28. A kit comprising a red blood cell which is loaded with an agent, packaging materials therefor and instructions for use comprising the steps of:

(a) electrosensitising a red blood cell; and

(b) causing the agent to be released from the sensitised red blood cell by applying ultrasound at a frequency and energy to cause disruption of the sensitised red blood cell but insufficient to cause disruption of unsensitised red blood cells.

29. A kit comprising a sensitised red blood cell loaded with an agent which has been sensitised using ultrasound and instructions for use comprising the steps of:

(a) causing the agent to be released from the sensitised red blood cell by applying ultrasound at a frequency and energy to cause disruption of the sensitised red blood cell but insufficient to cause disruption of unsensitised red blood cells.
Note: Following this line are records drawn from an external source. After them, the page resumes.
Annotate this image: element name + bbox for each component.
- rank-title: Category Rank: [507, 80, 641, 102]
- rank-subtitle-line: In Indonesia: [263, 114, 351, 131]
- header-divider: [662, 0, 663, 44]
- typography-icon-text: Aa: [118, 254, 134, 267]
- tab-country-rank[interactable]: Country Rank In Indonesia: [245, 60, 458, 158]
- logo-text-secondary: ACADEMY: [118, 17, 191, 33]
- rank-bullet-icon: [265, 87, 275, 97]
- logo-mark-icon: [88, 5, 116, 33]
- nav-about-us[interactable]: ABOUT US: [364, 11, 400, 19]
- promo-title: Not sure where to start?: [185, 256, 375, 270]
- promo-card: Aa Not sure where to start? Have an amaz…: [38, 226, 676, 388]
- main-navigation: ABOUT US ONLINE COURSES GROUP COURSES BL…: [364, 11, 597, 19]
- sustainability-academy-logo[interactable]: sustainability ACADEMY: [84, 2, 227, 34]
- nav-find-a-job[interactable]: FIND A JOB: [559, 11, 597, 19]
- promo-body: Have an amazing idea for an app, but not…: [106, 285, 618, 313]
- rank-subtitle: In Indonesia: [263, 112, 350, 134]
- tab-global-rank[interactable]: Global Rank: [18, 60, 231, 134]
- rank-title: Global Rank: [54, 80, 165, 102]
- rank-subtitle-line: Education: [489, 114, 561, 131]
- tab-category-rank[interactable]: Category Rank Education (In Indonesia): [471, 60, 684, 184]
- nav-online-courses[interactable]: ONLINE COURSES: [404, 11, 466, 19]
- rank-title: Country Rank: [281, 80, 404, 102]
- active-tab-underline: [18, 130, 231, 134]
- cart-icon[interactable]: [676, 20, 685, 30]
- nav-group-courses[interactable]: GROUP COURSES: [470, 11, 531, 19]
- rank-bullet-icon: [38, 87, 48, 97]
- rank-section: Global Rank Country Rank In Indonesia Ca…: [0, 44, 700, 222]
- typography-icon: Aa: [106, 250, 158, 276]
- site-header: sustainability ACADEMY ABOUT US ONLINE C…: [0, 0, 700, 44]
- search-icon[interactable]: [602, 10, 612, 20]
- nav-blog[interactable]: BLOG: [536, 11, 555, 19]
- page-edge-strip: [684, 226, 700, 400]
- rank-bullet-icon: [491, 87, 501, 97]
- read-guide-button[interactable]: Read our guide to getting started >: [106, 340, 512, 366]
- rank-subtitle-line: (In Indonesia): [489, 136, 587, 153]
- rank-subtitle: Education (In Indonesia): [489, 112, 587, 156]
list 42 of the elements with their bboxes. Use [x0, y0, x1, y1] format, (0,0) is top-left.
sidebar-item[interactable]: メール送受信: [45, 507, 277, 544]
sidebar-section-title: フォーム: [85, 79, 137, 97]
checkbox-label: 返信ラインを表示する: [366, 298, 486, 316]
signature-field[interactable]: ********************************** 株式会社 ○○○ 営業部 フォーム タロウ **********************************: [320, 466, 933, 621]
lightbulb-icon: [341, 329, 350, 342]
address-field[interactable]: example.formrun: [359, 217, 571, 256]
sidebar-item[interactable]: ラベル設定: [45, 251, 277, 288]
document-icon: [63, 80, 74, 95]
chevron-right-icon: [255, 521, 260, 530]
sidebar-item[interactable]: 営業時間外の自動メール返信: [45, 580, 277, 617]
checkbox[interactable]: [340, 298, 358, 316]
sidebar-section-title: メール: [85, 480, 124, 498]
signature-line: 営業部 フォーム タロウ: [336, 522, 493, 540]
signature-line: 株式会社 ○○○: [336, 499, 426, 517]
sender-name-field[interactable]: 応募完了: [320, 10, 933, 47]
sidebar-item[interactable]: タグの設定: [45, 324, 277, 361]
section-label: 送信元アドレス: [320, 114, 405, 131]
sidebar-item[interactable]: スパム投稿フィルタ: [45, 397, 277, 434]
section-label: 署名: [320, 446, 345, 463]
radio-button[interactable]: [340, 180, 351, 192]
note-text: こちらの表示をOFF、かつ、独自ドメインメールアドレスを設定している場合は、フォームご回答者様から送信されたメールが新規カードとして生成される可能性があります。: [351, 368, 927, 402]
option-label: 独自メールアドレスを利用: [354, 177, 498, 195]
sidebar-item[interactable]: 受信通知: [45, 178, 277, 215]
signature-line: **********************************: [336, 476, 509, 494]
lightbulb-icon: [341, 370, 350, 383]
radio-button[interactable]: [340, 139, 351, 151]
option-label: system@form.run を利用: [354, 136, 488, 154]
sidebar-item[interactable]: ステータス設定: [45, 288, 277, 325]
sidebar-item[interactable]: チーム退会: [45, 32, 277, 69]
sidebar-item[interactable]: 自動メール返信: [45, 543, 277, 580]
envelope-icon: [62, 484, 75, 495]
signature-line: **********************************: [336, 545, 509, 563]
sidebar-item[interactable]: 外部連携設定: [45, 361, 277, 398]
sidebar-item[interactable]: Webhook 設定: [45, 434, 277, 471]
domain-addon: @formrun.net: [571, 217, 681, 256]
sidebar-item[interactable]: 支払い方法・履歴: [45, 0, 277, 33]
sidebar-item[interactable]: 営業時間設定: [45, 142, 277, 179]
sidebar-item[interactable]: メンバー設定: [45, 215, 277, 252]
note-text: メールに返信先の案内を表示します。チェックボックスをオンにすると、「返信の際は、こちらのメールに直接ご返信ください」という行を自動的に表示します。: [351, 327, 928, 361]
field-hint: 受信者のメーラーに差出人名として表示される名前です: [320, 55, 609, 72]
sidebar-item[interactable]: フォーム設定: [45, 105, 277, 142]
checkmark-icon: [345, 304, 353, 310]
30. The kit of claims 27, 28 or 29, in which the kit further comprises polyethylene glycol.

31. The kit of claims 27, 28 or 29, in which the kit further comprises a liquid selected from the group consisting of a buffer, diluent or other excipient.

32. The kit of claim 31, in which the liquid is selected from the group consisting of a saline buffer, a physiological buffer and plasma.

33. A red blood cell composition made by the method of claims 2, 4, 11 or 18.